Ho sempre percepito che dedicarmi al giardinaggio, e alle rose in particolare, mi crea uno stato di benessere che nessun farmaco è in grado di darmi.
Qui avevo dedicato, nel 2018, un post a questo argomento. Ora ho scoperto il motivo di questo benessere (o felicità): un batterio specifico del suolo, totalmente innocuo per l'uomo, il cui nome è Mycobacterium Vaccae. Ogni volta che mettiamo le mani nude nella terra si attiva una risposta neurochimica che nessun farmaco sintetico ha saputo replicare con la stessa precisione. Il processo parte dal contatto diretto tra la pelle, o con l'inalazione o l'ingestione, di questo batterio specifico del suolo.
UNA STORIA CHE INIZIA DA LONTANO
Una storia che inizia da lontano quella del Mycobacterium Vaccae, scoperto per la prima volta nel 1970 dal Dottor John Stanford, mentre stava cercando di comprendere come mai in Uganda i vaccini BCG (Bacillo di Calmette Guérin) avessero un’efficacia maggiore nella prevenzione di lebbra e tubercolosi rispetto ad altri paesi, come per esempio India e Myanmar, in cui invece l’efficacia di quegli stessi vaccini era inferiore.
Nel corso di questa sua indagine, il Dottor Stanford si accorse di un particolare che attirò la sua attenzione, ossia che l’area intorno al Lago Kyoga in Uganda, zona oggetto della sua analisi, era particolarmente ricca di Mycocabacterium Vaccae, a differenza di Myanmar e India, dove invece erano presenti altre specie di micobatteri.

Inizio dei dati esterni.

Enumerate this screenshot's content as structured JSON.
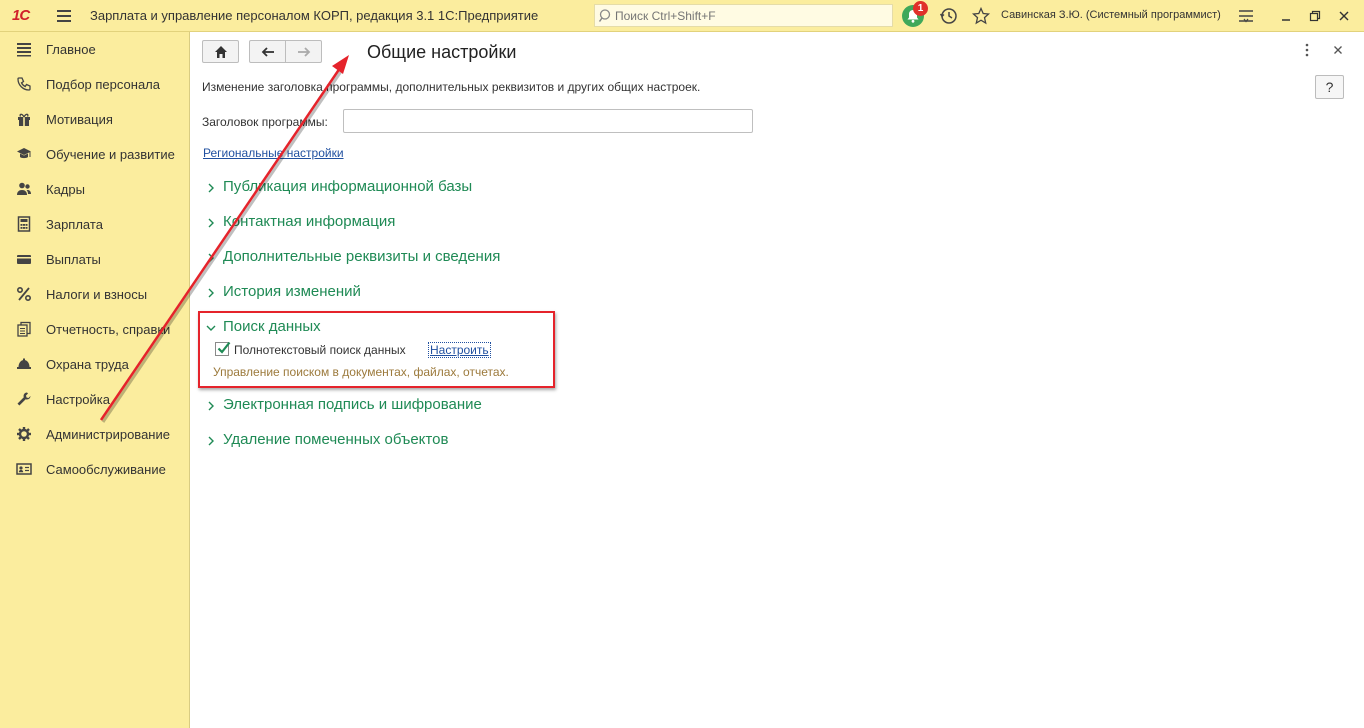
{
  "titlebar": {
    "logo": "1С",
    "app_title": "Зарплата и управление персоналом КОРП, редакция 3.1 1С:Предприятие",
    "search_placeholder": "Поиск Ctrl+Shift+F",
    "notifications_count": "1",
    "user": "Савинская З.Ю. (Системный программист)"
  },
  "sidebar": {
    "items": [
      {
        "label": "Главное",
        "icon": "list-icon"
      },
      {
        "label": "Подбор персонала",
        "icon": "phone-icon"
      },
      {
        "label": "Мотивация",
        "icon": "gift-icon"
      },
      {
        "label": "Обучение и развитие",
        "icon": "graduation-cap-icon"
      },
      {
        "label": "Кадры",
        "icon": "people-icon"
      },
      {
        "label": "Зарплата",
        "icon": "calculator-icon"
      },
      {
        "label": "Выплаты",
        "icon": "wallet-icon"
      },
      {
        "label": "Налоги и взносы",
        "icon": "percent-icon"
      },
      {
        "label": "Отчетность, справки",
        "icon": "documents-icon"
      },
      {
        "label": "Охрана труда",
        "icon": "helmet-icon"
      },
      {
        "label": "Настройка",
        "icon": "wrench-icon"
      },
      {
        "label": "Администрирование",
        "icon": "gear-icon"
      },
      {
        "label": "Самообслуживание",
        "icon": "id-card-icon"
      }
    ]
  },
  "main": {
    "title": "Общие настройки",
    "help_label": "?",
    "description": "Изменение заголовка программы, дополнительных реквизитов и других общих настроек.",
    "program_title_label": "Заголовок программы:",
    "program_title_value": "",
    "regional_link": "Региональные настройки",
    "sections": [
      {
        "label": "Публикация информационной базы",
        "expanded": false
      },
      {
        "label": "Контактная информация",
        "expanded": false
      },
      {
        "label": "Дополнительные реквизиты и сведения",
        "expanded": false
      },
      {
        "label": "История изменений",
        "expanded": false
      },
      {
        "label": "Поиск данных",
        "expanded": true
      },
      {
        "label": "Электронная подпись и шифрование",
        "expanded": false
      },
      {
        "label": "Удаление помеченных объектов",
        "expanded": false
      }
    ],
    "search_data": {
      "fulltext_label": "Полнотекстовый поиск данных",
      "fulltext_checked": true,
      "configure_link": "Настроить",
      "hint": "Управление поиском в документах, файлах, отчетах."
    }
  },
  "colors": {
    "panel_yellow": "#fbed9e",
    "section_green": "#1f8a55",
    "highlight_red": "#e5232b",
    "link_blue": "#2050a0",
    "hint_brown": "#9c7a3c"
  }
}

Successive ricerche dimostrarono che questa maggiore efficacia del vaccino BCG in Uganda fosse proprio da attribuire alla massiccia presenza nel terreno di questo Mycobacterium Vaccae, che grazie alla sua azione contribuiva a stimolare nella popolazione una migliore risposta del sistema immunitario.
I ricercatori della Bristol University intrapresero altri studi in questa direzione, scoprendo come il Mycobacterium Vaccae fosse effettivamente in grado di stimolare la crescita di certi neuroni cerebrali, aumentare i livelli di serotonina e diminuire l’ansia, agendo come un vero e proprio anti-stress.

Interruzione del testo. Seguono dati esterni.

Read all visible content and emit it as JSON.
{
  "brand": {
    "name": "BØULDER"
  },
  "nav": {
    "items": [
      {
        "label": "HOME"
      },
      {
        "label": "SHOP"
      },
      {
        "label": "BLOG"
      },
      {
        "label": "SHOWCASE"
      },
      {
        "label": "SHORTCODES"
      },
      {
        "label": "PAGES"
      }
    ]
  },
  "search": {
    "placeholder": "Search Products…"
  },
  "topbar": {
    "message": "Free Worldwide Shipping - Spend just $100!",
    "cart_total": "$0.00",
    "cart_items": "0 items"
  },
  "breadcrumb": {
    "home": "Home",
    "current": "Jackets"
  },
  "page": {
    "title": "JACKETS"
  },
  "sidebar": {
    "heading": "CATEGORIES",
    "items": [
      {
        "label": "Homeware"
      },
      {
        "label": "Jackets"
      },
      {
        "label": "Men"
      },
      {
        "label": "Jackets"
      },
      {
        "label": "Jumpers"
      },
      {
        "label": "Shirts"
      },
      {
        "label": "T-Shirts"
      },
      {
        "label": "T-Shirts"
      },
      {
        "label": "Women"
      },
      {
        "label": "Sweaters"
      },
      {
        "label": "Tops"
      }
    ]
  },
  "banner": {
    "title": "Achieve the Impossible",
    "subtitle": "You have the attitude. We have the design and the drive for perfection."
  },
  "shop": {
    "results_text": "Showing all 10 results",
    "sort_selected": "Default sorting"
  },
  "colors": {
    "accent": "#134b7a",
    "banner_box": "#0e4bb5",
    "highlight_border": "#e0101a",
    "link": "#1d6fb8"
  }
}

E più di recente, Christopher Lowryl, professore associato del Dipartimento di Fisiologia Integrativa presso l’Università del Colorado, ha ipotizzato anche un utilizzo del Mycoabaterium Vaccae per il trattamento e la prevenzione di PTSD (Post Traumatic Stress Disorder), una forma di disagio mentale molto diffusa negli USA, soprattutto nei veterani di guerra.
Ma gli aumenti del livello di seratonina documentati dai ricercatori della Bristol University potrebbero anche avere un altro sorprendente risvolto, come per esempio il potenziamento delle capacità di apprendimento.

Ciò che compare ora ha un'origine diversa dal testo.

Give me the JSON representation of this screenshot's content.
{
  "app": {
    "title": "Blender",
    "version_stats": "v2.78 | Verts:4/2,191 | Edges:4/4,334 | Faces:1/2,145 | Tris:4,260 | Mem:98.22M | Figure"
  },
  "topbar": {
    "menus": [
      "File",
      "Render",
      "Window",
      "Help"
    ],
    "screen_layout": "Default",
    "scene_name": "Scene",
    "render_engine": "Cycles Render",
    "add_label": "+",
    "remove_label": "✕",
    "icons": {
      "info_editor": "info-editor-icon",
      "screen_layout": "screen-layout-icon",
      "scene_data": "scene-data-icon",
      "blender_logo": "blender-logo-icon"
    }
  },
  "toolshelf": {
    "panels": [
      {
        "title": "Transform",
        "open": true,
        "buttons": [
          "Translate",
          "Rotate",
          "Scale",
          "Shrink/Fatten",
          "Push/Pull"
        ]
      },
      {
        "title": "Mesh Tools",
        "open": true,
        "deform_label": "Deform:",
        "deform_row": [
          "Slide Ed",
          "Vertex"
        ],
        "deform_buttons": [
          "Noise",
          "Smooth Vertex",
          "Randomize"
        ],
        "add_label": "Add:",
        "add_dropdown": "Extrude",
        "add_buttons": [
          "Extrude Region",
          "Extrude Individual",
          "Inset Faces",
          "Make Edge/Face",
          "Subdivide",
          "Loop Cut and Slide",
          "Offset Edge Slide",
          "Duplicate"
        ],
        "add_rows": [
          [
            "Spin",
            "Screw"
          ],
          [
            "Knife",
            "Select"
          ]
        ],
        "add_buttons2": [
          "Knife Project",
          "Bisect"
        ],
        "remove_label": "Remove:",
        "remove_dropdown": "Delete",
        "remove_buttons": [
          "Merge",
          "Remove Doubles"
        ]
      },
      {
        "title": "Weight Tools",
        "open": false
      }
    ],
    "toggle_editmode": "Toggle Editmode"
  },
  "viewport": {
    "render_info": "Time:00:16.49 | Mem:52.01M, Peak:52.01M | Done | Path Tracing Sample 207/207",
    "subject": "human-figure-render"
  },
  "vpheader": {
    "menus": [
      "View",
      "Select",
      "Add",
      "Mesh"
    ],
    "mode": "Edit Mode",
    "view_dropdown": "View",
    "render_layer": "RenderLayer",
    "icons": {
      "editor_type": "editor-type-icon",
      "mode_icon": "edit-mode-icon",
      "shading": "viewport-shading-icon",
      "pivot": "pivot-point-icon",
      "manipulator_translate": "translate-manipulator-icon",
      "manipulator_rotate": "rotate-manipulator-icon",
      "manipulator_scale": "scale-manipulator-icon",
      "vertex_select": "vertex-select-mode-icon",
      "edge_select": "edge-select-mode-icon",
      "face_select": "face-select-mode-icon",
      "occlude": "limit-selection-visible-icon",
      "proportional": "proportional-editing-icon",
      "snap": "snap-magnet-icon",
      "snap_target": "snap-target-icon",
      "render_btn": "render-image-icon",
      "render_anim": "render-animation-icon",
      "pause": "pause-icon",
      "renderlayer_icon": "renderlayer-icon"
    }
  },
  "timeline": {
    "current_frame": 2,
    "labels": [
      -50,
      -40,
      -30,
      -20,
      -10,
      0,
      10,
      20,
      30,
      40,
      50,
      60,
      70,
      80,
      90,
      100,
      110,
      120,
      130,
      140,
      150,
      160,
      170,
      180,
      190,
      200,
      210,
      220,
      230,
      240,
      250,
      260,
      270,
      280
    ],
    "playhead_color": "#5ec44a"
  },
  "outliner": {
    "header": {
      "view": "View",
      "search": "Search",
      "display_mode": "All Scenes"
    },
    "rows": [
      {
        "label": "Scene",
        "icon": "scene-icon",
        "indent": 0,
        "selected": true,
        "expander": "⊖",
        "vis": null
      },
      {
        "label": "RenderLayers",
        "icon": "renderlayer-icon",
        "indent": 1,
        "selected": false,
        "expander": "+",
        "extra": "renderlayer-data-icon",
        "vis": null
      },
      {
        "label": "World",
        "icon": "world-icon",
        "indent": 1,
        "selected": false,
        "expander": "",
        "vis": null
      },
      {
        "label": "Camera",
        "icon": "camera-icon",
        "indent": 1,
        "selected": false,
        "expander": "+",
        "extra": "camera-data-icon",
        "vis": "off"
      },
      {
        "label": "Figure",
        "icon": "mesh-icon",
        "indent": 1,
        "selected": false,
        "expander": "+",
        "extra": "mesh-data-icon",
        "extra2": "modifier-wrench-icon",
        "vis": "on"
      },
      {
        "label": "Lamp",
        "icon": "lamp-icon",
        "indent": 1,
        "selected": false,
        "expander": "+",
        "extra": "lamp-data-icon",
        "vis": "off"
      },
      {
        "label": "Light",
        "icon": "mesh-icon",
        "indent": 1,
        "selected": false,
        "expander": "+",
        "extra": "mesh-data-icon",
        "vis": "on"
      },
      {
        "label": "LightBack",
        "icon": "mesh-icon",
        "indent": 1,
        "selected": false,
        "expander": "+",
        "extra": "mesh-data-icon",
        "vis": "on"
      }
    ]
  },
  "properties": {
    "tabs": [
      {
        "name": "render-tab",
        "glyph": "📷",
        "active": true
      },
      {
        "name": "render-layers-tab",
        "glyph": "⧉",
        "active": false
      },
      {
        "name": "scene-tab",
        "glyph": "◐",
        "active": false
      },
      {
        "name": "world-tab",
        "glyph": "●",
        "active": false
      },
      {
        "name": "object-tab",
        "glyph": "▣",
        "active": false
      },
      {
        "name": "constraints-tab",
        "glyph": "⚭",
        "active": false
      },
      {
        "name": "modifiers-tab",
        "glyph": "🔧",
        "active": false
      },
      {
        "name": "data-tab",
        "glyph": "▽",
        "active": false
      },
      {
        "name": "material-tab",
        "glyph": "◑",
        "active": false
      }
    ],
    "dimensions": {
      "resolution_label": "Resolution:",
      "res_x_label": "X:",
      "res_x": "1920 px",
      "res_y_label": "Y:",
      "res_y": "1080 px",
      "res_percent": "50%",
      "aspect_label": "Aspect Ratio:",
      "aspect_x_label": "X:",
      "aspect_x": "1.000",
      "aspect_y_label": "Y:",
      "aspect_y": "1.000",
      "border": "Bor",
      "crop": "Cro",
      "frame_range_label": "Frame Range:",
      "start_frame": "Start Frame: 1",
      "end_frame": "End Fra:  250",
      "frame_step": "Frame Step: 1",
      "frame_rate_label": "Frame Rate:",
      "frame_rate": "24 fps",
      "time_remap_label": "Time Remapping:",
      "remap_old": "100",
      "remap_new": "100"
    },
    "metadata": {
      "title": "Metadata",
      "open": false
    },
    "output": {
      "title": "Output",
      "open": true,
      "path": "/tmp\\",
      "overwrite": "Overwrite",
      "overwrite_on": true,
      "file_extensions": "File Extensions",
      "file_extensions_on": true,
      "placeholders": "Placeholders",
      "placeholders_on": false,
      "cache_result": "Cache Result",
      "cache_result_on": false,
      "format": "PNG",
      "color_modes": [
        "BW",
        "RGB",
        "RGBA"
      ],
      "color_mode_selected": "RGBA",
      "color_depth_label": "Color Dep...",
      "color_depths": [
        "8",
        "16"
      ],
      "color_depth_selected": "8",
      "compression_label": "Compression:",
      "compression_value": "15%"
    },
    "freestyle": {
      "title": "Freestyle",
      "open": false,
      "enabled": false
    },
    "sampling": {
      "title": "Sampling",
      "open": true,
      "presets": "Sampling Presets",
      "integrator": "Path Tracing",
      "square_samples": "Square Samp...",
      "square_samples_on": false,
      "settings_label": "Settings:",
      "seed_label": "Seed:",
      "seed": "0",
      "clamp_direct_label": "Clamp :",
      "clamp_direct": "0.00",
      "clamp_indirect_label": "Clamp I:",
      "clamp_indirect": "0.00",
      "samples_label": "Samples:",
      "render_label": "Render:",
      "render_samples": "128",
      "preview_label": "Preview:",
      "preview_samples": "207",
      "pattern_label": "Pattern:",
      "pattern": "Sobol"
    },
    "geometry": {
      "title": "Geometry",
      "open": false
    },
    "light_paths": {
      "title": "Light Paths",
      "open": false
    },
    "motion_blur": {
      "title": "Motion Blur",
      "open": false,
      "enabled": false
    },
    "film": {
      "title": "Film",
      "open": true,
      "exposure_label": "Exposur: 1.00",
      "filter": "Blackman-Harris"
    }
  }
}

In estrema sintesi, il Mycobacterium Vaccae potrebbe renderci più intelligenti.
Almeno queste sono le conclusioni a cui sono giunte Dorothy Matthews e Susan Jenks del Sage Colleges di Troy al termine della loro ricerca, presentata a San Diego nel 2010 al Congresso annuale della American Society for Microbiology.